Саске поджал губы, вспомнив встречу с Итачи в отеле. Геном, техника и полное неумение совладать с собой.
— Допустим, я об этом догадывался. И?
— Есть такое негласное понятие, как сознательное равновесие. Это состояние, в котором ты действуешь максимально эффективно. И оно вовсе не заключается в том, чтобы быть сдержанным и хладнокровным, как ни парадоксально. Разумеется, разум лучше работает, когда он чист и безмятежен, но есть ещё инстинкты, которые принимают решения гораздо быстрее разума, и чакра, которая от эмоционального возбуждения только увеличивается. Каждому шиноби нужно подобрать свой баланс разумности и эмоциональности, чтобы действовать максимально эффективно.
— Но я думал, сдержанность…
— А я разве веду себя сдержанно?.. Вопреки распространённому мнению, эмоции в бою не мешают. Более того, без эмоций человек бы и не стал драться. Нужно только подобрать такой баланс, чтобы разум был с чувствами заодно. Это, скажем так, уровень чунина, хорошего профессионала. Уровень джонина — это когда твоё спокойствие является дестабилизирующим фактором для противника.
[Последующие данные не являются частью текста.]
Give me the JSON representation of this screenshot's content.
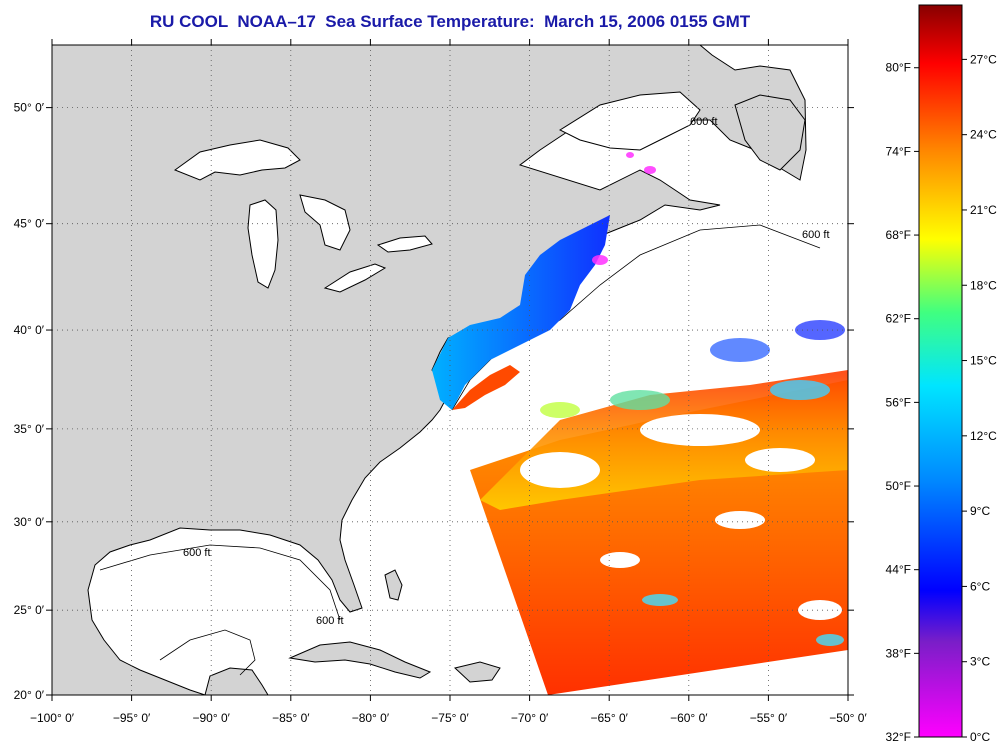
{
  "title": "RU COOL  NOAA–17  Sea Surface Temperature:  March 15, 2006 0155 GMT",
  "map": {
    "lon_range": [
      -100,
      -50
    ],
    "lat_range": [
      20,
      52.5
    ],
    "lon_ticks": [
      "−100° 0′",
      "−95° 0′",
      "−90° 0′",
      "−85° 0′",
      "−80° 0′",
      "−75° 0′",
      "−70° 0′",
      "−65° 0′",
      "−60° 0′",
      "−55° 0′",
      "−50° 0′"
    ],
    "lat_ticks": [
      "20° 0′",
      "25° 0′",
      "30° 0′",
      "35° 0′",
      "40° 0′",
      "45° 0′",
      "50° 0′"
    ],
    "contour_label": "600 ft",
    "colors": {
      "land": "#d3d3d3",
      "ocean": "#ffffff",
      "grid": "#555555"
    }
  },
  "colorbar": {
    "fahrenheit_labels": [
      "80°F",
      "74°F",
      "68°F",
      "62°F",
      "56°F",
      "50°F",
      "44°F",
      "38°F",
      "32°F"
    ],
    "celsius_labels": [
      "27°C",
      "24°C",
      "21°C",
      "18°C",
      "15°C",
      "12°C",
      "9°C",
      "6°C",
      "3°C",
      "0°C"
    ],
    "stops": [
      "#ff00ff",
      "#7a1ec8",
      "#0000ff",
      "#0088ff",
      "#00e5ff",
      "#40ff80",
      "#ffff00",
      "#ff8800",
      "#ff0000",
      "#880000"
    ]
  }
}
— Например, твой любимый внезапный лизь? — скептически поднял бровь Саске.
— Да, именно. Об этой теории редко рассказывают, чаще шиноби доходят до этого сами. Проблема в том, что пока ты не обретёшь своё равновесие, ты не сможешь сбить с равновесия противника. Но заставь противника бороться с собой, и победа будет в твоих руках.
— Эм… Навык пудрить мозги очень хорошо развит у Наруто…
— Джинчурики девятихвостого? Вполне может быть, хотя я и не заметил. Никто и не говорил, что эти способности обязаны развиваться последовательно. Лучше, когда они развиваются последовательно, но это бывает не всегда.
— Я-а-асно…
— А у тебя, Саске-ку-у-ун, — Змей улыбнулся хитро-хитро, прищурив глаза от удовольствия. — Эти способности будут развиваться параллельно. Учитывая твой талант, чем больше у тебя окажется ниточек контроля над противником, тем увереннее ты себя будешь чувствовать. Так что я подготовил тебе десяток интересных противников. Твоя задача — победить их не техниками, а заставить потерять всякое самообладание.
Учиха вздохнул. Идея выглядела интересной, но ему очень хотелось надеяться, что среди его противников не будет куноичи.
Или хотя бы не будет куноичи, помешанных на его персоне.
***
Тренировка длилась больше обычного, почти целый час вместо десяти минут. Обычно Саске разделывался с противниками гораздо быстрее, но сейчас у него были связаны руки — не в буквальном смысле, но меч действительно лежал рядом с Орочимару, а Учиха старался действовать только разговорами. Змей, конечно, старался смотреть со всей нейтральностью сенсея, но всё равно невольно залюбовался, когда Саске начал аж проявлять собственные эмоции, чтобы быстрее достигнуть чувствительной точки противника. А улыбающийся Учиха — это зрелище, мягко говоря, достойное звания отдельной техники.